Quando essas crianças encontram uma mascote pela primeira vez, elas não têm o repertório de experiências que permite relativizar. A reação de medo é, então, mais intensa e mais difícil de acalmar do que em crianças que tiveram uma socialização precoce mais variada. Os relatos variam sobre esse ponto entre as famílias, mas a tendência está suficientemente documentada para que equipes hospitalares adaptem seus protocolos de acolhimento.
Sintomas concretos de uma fobia de mascotes estabelecida
A fronteira entre um medo passageiro e uma fobia estabelecida depende de três critérios: duração, intensidade e impacto no cotidiano. Podemos distinguir os seguintes sinais.
- Evitamento sistemático de locais onde mascotes podem aparecer (parques, eventos esportivos, shoppings durante as festas), a ponto de modificar seus hábitos ou os da família
- Reação física imediata à vista ou mesmo à antecipação de uma mascote: aceleração do ritmo cardíaco, sudorese, náuseas, sensação de sufocamento, ou até crise de pânico
- Comportamento de evitamento que se estende a situações próximas: recusa em assistir a anúncios com personagens fantasiados, desconforto diante de fotos de mascotes, ansiedade antecipatória vários dias antes de um evento
- Na criança, choros inconsoláveis, apego ao pai ou à mãe, recusa categórica em participar de uma atividade que, de fato, estava sendo aguardada com ansiedade
Quando esses sintomas persistem por mais de seis meses e interferem na vida social ou familiar, fala-se de fobia específica no sentido clínico. Esse transtorno de ansiedade se distingue de um simples medo por seu caráter desproporcional em relação ao perigo real.
Exposição gradual e protocolos práticos para superar esse medo
A metodologia mais estudada para tratar fobias específicas continua sendo a terapia cognitivo-comportamental com exposição gradual. No caso das mascotes, essa abordagem se desdobra em etapas muito concretas.
Preparação prévia
Recomendações práticas publicadas pelo Royal Children’s Hospital de Melbourne sugerem preparar crianças ansiosas antes de qualquer encontro com uma mascote. Começa-se mostrando fotos, depois vídeos curtos. A próxima etapa consiste em explicar o que há por trás da fantasia, possivelmente mostrando uma pessoa colocando-a.
Dar a possibilidade de sair da situação a qualquer momento é um ponto central desses protocolos. A criança (ou o adulto) mantém o controle. É o oposto de uma confrontação forçada, que pode reforçar a fobia.

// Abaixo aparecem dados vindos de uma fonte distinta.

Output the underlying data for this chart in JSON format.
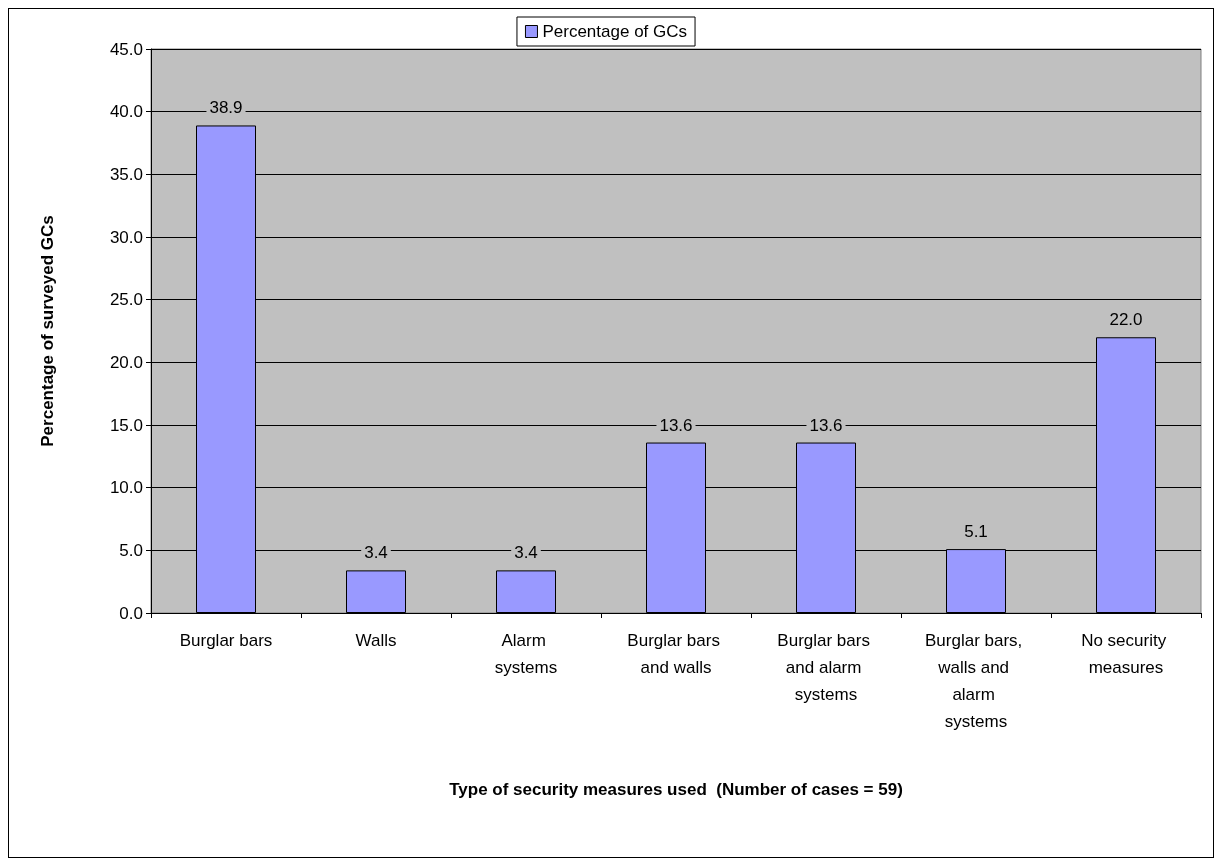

Exposição progressiva no campo
Podemos estruturar a exposição em níveis:
- Observar uma mascote de longe, de um lugar onde a pessoa se sinta segura, sem obrigação de se aproximar
- Reduzir gradualmente a distância em várias sessões, respeitando o ritmo da pessoa
- Interagir brevemente com a mascote (um aceno, uma troca à distância) antes de considerar um contato mais próximo
Cada nível só é superado quando o nível de ansiedade no nível anterior diminuiu significativamente. No consultório, um terapeuta especializado em transtornos de ansiedade pode acompanhar esse processo com técnicas de relaxamento e reestruturação cognitiva.

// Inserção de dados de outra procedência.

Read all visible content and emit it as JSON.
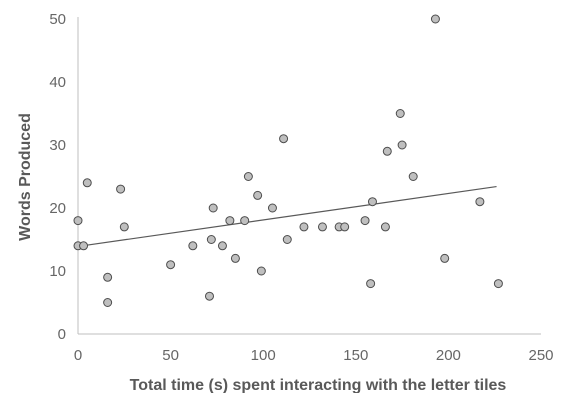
{
  "chart_data": {
    "type": "scatter",
    "title": "",
    "xlabel": "Total time (s) spent interacting with the letter tiles",
    "ylabel": "Words Produced",
    "xlim": [
      0,
      250
    ],
    "ylim": [
      0,
      50
    ],
    "x_ticks": [
      0,
      50,
      100,
      150,
      200,
      250
    ],
    "y_ticks": [
      0,
      10,
      20,
      30,
      40,
      50
    ],
    "x_tick_labels": [
      "0",
      "50",
      "100",
      "150",
      "200",
      "250"
    ],
    "y_tick_labels": [
      "0",
      "10",
      "20",
      "30",
      "40",
      "50"
    ],
    "grid": false,
    "legend": "none",
    "marker": {
      "fill": "#bfbfbf",
      "stroke": "#4d4d4d"
    },
    "axis_color": "#bfbfbf",
    "trendline_color": "#595959",
    "points": [
      {
        "x": 0,
        "y": 14
      },
      {
        "x": 0,
        "y": 18
      },
      {
        "x": 3,
        "y": 14
      },
      {
        "x": 5,
        "y": 24
      },
      {
        "x": 16,
        "y": 5
      },
      {
        "x": 16,
        "y": 9
      },
      {
        "x": 23,
        "y": 23
      },
      {
        "x": 25,
        "y": 17
      },
      {
        "x": 50,
        "y": 11
      },
      {
        "x": 62,
        "y": 14
      },
      {
        "x": 71,
        "y": 6
      },
      {
        "x": 72,
        "y": 15
      },
      {
        "x": 73,
        "y": 20
      },
      {
        "x": 78,
        "y": 14
      },
      {
        "x": 82,
        "y": 18
      },
      {
        "x": 85,
        "y": 12
      },
      {
        "x": 90,
        "y": 18
      },
      {
        "x": 92,
        "y": 25
      },
      {
        "x": 97,
        "y": 22
      },
      {
        "x": 99,
        "y": 10
      },
      {
        "x": 105,
        "y": 20
      },
      {
        "x": 111,
        "y": 31
      },
      {
        "x": 113,
        "y": 15
      },
      {
        "x": 122,
        "y": 17
      },
      {
        "x": 132,
        "y": 17
      },
      {
        "x": 141,
        "y": 17
      },
      {
        "x": 144,
        "y": 17
      },
      {
        "x": 155,
        "y": 18
      },
      {
        "x": 158,
        "y": 8
      },
      {
        "x": 159,
        "y": 21
      },
      {
        "x": 166,
        "y": 17
      },
      {
        "x": 167,
        "y": 29
      },
      {
        "x": 174,
        "y": 35
      },
      {
        "x": 175,
        "y": 30
      },
      {
        "x": 181,
        "y": 25
      },
      {
        "x": 193,
        "y": 50
      },
      {
        "x": 198,
        "y": 12
      },
      {
        "x": 217,
        "y": 21
      },
      {
        "x": 227,
        "y": 8
      }
    ],
    "trendline": {
      "x": [
        0,
        226
      ],
      "y": [
        13.9,
        23.4
      ]
    }
  }
}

Quando consultar um profissional de saúde
Se o evitamento perturba a vida cotidiana (recusa em ir à escola durante eventos festivos, cancelamento de saídas em família, ansiedade generalizada que transborda além das mascotes), consultar um psicólogo ou psiquiatra especializado em fobias específicas é a abordagem mais adequada. A terapia cognitivo-comportamental mostra resultados duradouros nesse tipo de transtorno, inclusive em crianças pequenas acompanhadas de seus pais.
A fobia de mascotes não é algo trivial para quem a vive. Ela se baseia em mecanismos neuropsicológicos identificados, amplificados em alguns casos por um contexto de socialização particular. Os protocolos de exposição gradual, adaptados ao ritmo de cada pessoa, continuam sendo o caminho mais confiável para retomar o controle diante desse medo.